7.どうして
そうして――慟哭の中、どれぐらいの時間が過ぎただろう。
やがて……カイリの心は。
現実に彼の身体がそうしているように、無限の空虚の涯てに独り、ぺたりと座り込んだ。
いっそのこと、そのまま――深淵の独房に自らの心を縛り、繋いで、閉じ籠もってしまえたなら。
それはそれで、彼にとっては一つの幸せだったのかも知れない。
しかし……彼は。
慟哭の中に、『それ』を見つけてしまった。
見過ごすことが出来なかった。
昔のように、ずっと俯いていれば気付かずに済んだはずの――深い闇にぼんやりと浮かぶ、一点の『疑問』を。
『ほら、かおをあげなさいっ!』
幼い頃、そう七海に叱られた通り、半ば反射的に見上げたばかりに――意識を上に向けたばかりに。
その瞳は――無邪気なほどにしっかりと捉えてしまったのだ。
――どうして、という疑問を。
どうして、自分はこんな〈何か〉になったのか。
どうして、自分は七海を喰らわなければならなかったのか。
どうして、七海は自分に喰らわれなければならなかったのか。
どうして、死んだはずの人間が動いていたのか。
どうして、こんな事態が起こっているのか――。
ただ一つの〈どうして〉を切っ掛けに。
これまで押し込めていた疑問の数々が噴き上がり――彼の意識までも、現実の淵へと押し戻す。
「そう、だ……このままじゃ……」
ぽっかりと虚ろになった心は……だが、それゆえにか。
到底受け止められないと思っていた事実たちを、拍子抜けするほどすんなりと受け入れていた。

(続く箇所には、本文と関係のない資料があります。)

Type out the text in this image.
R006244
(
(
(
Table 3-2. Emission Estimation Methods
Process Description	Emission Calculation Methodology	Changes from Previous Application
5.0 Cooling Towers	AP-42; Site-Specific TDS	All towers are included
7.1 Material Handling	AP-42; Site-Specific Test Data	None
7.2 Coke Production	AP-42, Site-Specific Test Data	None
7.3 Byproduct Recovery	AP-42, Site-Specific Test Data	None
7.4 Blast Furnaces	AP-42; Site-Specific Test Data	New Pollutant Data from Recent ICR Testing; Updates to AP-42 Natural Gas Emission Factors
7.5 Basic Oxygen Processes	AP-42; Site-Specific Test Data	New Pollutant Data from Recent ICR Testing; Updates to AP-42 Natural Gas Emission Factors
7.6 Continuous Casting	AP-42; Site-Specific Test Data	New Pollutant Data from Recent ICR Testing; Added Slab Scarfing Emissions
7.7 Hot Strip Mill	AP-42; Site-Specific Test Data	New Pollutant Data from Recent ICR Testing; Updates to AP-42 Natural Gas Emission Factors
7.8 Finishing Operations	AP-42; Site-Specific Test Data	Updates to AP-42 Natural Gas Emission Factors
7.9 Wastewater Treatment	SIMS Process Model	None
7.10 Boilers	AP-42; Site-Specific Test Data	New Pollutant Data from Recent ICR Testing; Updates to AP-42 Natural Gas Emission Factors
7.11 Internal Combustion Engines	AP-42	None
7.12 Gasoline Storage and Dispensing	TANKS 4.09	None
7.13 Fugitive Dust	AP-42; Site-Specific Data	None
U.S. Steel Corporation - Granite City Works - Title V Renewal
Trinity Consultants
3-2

人間のそれではなくなっていても、しかし自分のものには違いない手足に力を込め……カイリは、ゆっくりと立ち上がる。
「このままじゃ……ナナ姉に会わせる顔がない……。
謝る言葉だって、ない……」
――『何が』起こったのか。
その事実の一端にでも触れなければ、死ぬことすら許されない――。
心の内に、誰かによってではなく、彼自身から芽吹いたのは……そんな、強固で鋭利な決意だった。
そして、それを待っていたかのように――。
彼以外の命が存在しないような静謐の境内に、不釣り合いな電子音が響き渡る。
すぐにそれが自分のスマートフォンだと気付いたカイリは、ポケットから取り出すものの……着信を告げる画面を見つめたまま、出ようとはしない。
――発信元は、彼の保護者の老神主だった。
およそ真っ当とは言い難い幼少期を過ごした自分を、真人間にしてくれた人。
厄介な疾患を抱えた自分を、嫌な顔一つせず迎え入れてくれた人。
家族というものを、身を以て教えてくれた人――。
「……爺ちゃん……」
見下ろす彼の手の中で、スマートフォンはしつこく鳴り続ける。
その音の欠片一つずつが、『家族』の、厳しくも暖かい叱咤のように感じられた。
……嬉しかった。
さっきまでとは別種の暖かい涙が、また目の端に浮いた。
だからこそ――。
「うん――うん、ありがとう……ありがとう、爺ちゃん……っ……!
これまで、本当に……ありがとう……っ!
だから――だから、ごめんなさい、僕は……!」
だからこそ彼は、決別を心に決めた。
比喩でも何でもなく、本当に〈人でないもの〉と化した自分。
得体の知れない〈衝動〉により、人を喰らってしまう自分。
そんな自分が、近くにいるわけにはいかない――と。
そしてその決別の意志は、つい先頃までは救いを求めようとしていた友人たちにも当てはまった。
一度、今の自分が力を振るえば、ただの人間では止める術がないのは明らかなのだ。
なら――彼らを、カイリ自身の得体の知れない脅威から護るためには、関係を絶つのが一番良い。
……迷いが無いわけがなかった。
嫌だと思わないわけがなかった。
だが――七海を実際に喰らってしまった自分には、その道しかないのだと。
そう彼は己に言い聞かせ――必死に心を奮い立たせて、覚悟を決めた。
「……さよう、なら……。
さようなら――! 爺ちゃん、彰人、結衣……っ……!」
大事な人たちへの、これまでの感謝と、謝罪を心に込めながら――掌を、ほんの少し力を入れて握り込む。
ただそれだけで、華奢で白い手の中、スマートフォンは拍子抜けするほど簡単にくしゃりと潰れ――。
そして、二度と彼を呼ぶことはなくなった。